It turns out that mucus may not be just a messy side effect of colds and sickness. Biological engineers at MIT are exploring the antiviral properties of mucins, a component of mucus, and found that mucus is the body’s first line of defense, allowing nutrients to enter and keeping out pathogens such as certain dangerous viruses and bacteria.
Mucus often elicits strong revulsion, but to MIT biological engineer Katharina Ribbeck, it is a fascinating material.
“Without it, we wouldn’t be able to smell, we wouldn’t be able to reproduce, and we would all be the victims of pathogens,” says Ribbeck, who studies the antiviral properties of mucins, the main component of mucus.
Mucus, which coats wet surfaces in the bodies of all animals, is the body’s first line of defense. It allows nutrients, other vital molecules and sperm to enter, but keeps out pathogens such as certain dangerous viruses and bacteria. Ribbeck, the Eugene Bell Career Development Assistant Professor of Biological Engineering, is trying to figure out how mucus achieves this selectivity. Of particular interest is the role of mucins, the major building blocks of mucus.
“Oftentimes they’re regarded as inert scaffold elements, but the picture that is emerging is that they really have an active function in the body’s defense system,” Ribbeck says.
A better understanding of mucins’ immune function could shed light on why certain people are more susceptible to viral or bacterial infections, Ribbeck says. Mucin composition can differ between people, and it also varies depending on factors such as a person’s age, diet and the time of year.
Previous research has shown that mucins — long threadlike proteins with many sugar molecules attached — are abundant in breast milk, protecting infants against viruses such as rotavirus and HIV. To find out if this antiviral role was more general, Ribbeck tested mucins’ ability to block three different viruses from entering cells.
For this study, which appeared in a recent issue of the journal Biomacromolecules, Ribbeck and her students created a gel from purified mucins. The researchers coated human epithelial cells with a layer of this gel and then exposed them to human papilloma virus, influenza A and Merkel cell polyomavirus. All three viruses were trapped in the mucin gel, preventing them from infecting the cells.
The work is “a very logical extension” of previous studies showing that mucins protect the lining of the stomach from being consumed by digestive enzymes found in the stomach, and from bacteria in the stomach, says Shyamsunder Erramilli, professor of physics at Boston University. “It’s a wonderful testament to this amazing molecule,” says Erramilli, who was not involved in this study.
Ribbeck speculates that the viruses are trapped by the sugar molecules found on mucins. Mucin-bound sugars are similar to those on cell surfaces, which viruses normally latch onto. This similarity would allow these molecules to serve as decoys that capture viruses before they reach their destinations.
In their study, funded by the National Institutes of Health, the researchers also found that salt has a strong effect on how effectively mucins block viral entry. High salt concentration makes the mucins less penetrable, which offers a possible explanation for why gargling or rinsing the nasal passages with salt water often soothes cold or flu symptoms, Ribbeck says. The researchers are now investigating how salt enhances mucins’ performance.

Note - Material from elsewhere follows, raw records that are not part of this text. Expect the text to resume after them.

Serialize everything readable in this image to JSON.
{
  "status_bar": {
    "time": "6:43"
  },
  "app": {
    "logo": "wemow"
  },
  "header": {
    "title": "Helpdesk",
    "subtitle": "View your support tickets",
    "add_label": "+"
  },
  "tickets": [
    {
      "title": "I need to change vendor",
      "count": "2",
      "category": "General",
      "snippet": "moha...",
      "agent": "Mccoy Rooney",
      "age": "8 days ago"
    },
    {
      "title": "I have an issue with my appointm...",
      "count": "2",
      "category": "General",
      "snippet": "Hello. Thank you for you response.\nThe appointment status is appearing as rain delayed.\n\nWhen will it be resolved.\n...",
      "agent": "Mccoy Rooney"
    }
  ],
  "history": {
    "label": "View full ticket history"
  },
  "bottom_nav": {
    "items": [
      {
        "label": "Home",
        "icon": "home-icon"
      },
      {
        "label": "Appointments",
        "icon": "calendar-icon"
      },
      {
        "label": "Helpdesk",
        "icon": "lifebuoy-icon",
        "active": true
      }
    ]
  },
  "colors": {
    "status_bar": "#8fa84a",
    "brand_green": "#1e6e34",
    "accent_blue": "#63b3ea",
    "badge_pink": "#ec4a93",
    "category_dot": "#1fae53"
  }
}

Ribbeck also plans to study how viruses manage to overcome the defensive mucus barrier. She suspects that bacteria may act as accomplices, breaking down the sugars found in mucin and clearing the way for viruses to get through. Also, viruses may hitch a ride with bacteria as they make their make through the mucus layer. Once viruses infect cells, they can return the favor by shutting down many of the body’s immune defenses, giving bacteria a better chance to establish their own infections.

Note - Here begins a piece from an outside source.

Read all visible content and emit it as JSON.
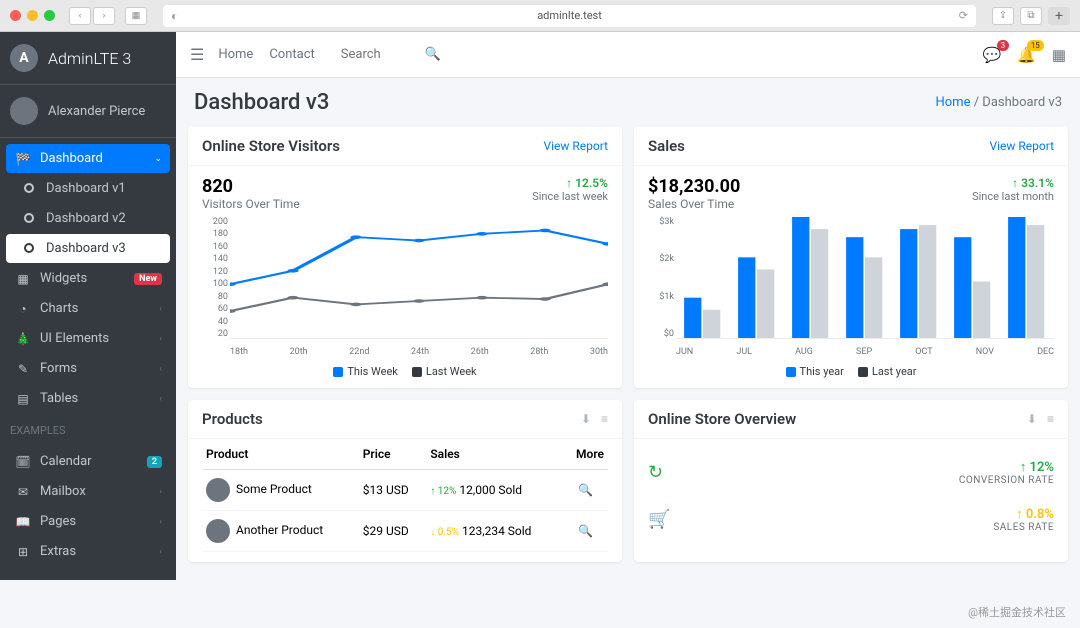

Though the researchers looked at three specific viruses in this study, they believe mucins should have the same protective effects against most viruses. Because of that, purified or synthetic mucins could make good antiviral additives to personal hygiene products, Ribbeck says. Purified mucins are already used as an ingredient in artificial saliva, and at least one cosmetic company uses them in high-end moisturizers (for their moisturizing properties, not their antiviral effects).
Mucins might also be beneficial additives to infant formula. “This is one vexing problem with formula — it doesn’t have the components of the immune system of the mother. The protective mucins may help here,” Ribbeck says.